С непристойной мыслью, проносящейся в моем мозгу, я выливаю остатки воды в раковину и бегу обратно вверх по лестнице. Вместо того чтобы повернуть направо, в крыло Альберто, я направляюсь налево, в свою гардеробную, и направляюсь прямиком к шкафу. Меньше чем через три минуты я спускаюсь по лестнице в спортивных штанах, под ними бикини, а под мышкой полотенце.
Пробираясь по дому, я поражаюсь царящей в нем тишине. Обычно вокруг всегда кто-то шныряет. По коридорам постоянно разносится шум — негромкое бормотание вездесущих охранников, горничные пылесосят несуществующую пыль. Сам Альберто, выкрикивающий требования пугливым официантам. Но этим утром спокойствие подобно глотку свежего воздуха.
Я почти сожалею о своем импульсивном решении в тот момент, когда выхожу из дверей патио и мои босые ноги погружаются в песок. Здесь холодно. Ледяной холод обжигает мои щеки, пробирается в рукава и за воротник. Но я заставляю себя не обращать внимания на стук своих зубов и тихий голосок в моей голове, говорящий мне заползти обратно в тепло дома.
Там для меня нет утешения.
Вместо этого я срываю с себя спортивные штаны, как пластырь, и бреду навстречу волнам. Приближаясь к береговой линии, я перехожу на бег, потому что знаю, что если сбавлю скорость, то остановлюсь, а если остановлюсь, то никогда не смогу погасить жар, разливающийся по моим венам.
Я задыхаюсь, когда вода достигает моих лодыжек.

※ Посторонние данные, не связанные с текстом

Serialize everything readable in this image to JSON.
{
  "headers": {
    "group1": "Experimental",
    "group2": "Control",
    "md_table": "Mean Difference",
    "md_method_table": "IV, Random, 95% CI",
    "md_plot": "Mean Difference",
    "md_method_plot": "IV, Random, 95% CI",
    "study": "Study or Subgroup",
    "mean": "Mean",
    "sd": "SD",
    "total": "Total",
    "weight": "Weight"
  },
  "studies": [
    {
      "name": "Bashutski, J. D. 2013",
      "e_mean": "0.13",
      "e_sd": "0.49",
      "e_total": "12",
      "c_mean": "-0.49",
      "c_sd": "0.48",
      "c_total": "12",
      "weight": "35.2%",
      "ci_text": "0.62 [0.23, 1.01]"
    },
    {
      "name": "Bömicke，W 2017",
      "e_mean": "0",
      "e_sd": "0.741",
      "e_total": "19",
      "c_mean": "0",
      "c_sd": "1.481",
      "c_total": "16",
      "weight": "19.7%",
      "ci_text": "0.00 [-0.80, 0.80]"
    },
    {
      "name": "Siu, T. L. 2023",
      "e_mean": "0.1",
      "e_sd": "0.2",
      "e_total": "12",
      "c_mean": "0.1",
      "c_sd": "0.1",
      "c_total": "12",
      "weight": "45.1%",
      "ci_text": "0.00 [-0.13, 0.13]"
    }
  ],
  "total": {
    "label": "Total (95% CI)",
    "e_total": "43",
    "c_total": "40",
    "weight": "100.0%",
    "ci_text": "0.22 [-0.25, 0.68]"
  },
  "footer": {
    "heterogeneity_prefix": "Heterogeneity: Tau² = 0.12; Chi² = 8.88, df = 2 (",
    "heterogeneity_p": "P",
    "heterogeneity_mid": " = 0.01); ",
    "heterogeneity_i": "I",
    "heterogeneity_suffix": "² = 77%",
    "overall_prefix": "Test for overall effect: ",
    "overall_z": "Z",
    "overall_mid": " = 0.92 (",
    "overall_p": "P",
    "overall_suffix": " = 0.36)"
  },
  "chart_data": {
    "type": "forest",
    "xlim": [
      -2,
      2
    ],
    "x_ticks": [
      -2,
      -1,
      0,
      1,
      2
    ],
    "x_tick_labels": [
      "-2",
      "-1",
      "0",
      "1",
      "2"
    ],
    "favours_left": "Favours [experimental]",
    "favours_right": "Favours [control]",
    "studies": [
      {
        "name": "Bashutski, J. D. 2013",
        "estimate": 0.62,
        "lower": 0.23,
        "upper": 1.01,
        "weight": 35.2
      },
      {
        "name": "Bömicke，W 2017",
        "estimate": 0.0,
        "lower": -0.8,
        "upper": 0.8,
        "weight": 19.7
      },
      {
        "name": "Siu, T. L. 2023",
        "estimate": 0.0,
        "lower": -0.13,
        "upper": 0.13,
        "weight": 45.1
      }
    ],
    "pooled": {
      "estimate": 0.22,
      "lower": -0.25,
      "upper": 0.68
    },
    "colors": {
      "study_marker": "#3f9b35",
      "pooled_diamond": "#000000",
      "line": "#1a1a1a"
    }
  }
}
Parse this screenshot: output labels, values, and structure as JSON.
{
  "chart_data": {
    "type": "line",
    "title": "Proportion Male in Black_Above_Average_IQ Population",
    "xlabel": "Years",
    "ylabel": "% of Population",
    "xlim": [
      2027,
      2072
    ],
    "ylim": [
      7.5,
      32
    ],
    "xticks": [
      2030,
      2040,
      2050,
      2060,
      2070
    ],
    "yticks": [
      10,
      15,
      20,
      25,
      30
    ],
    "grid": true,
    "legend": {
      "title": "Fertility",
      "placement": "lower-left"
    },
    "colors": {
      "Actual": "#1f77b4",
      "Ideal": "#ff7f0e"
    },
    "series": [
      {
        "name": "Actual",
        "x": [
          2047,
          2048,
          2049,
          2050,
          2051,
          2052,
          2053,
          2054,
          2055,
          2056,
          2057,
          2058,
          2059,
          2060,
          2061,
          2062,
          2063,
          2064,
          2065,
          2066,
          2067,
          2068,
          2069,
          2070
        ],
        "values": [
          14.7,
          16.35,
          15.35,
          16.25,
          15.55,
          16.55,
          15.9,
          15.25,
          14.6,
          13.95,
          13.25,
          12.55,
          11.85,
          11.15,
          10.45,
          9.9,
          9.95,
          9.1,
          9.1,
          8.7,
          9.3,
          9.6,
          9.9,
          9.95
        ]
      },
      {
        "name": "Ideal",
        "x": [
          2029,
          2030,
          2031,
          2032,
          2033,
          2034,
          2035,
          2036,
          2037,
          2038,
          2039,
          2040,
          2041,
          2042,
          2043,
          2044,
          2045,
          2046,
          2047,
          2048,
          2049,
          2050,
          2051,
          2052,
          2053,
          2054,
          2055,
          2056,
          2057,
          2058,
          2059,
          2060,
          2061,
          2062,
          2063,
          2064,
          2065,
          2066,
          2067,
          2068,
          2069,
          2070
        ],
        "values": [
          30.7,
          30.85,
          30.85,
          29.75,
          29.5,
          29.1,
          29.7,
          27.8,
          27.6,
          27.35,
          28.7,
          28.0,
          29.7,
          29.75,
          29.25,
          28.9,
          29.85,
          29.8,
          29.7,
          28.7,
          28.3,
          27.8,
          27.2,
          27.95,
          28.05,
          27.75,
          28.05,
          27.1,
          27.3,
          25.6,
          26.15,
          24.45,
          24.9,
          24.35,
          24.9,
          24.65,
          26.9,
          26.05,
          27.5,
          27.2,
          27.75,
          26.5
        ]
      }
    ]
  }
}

Чертовски близко к удушью, когда он прижимается к моей груди, образуя ледяной коготь вокруг моих легких и не давая мне делать ничего, кроме коротких, затрудненных вдохов. Это обжигает мою кожу, как обморожение, но я продолжаю идти, пока полностью не погружаюсь в воду и не борюсь с течением длинными, сильными гребками.
Именно мама научила меня плавать. Годы спустя она сказала, что ей было так горько, что моему отцу пришлось учить меня всему остальному — кататься на велосипеде, разводить огонь, строить укрытие из выброшенных дров, и она тоже хотела передать этот навык мне. Она отвела меня к озеру возле нашего домика, усадила в лодку и вывезла на середину воды. Прыгай, сказала она, прежде чем сложить руки на груди и выжидающе уставиться на меня.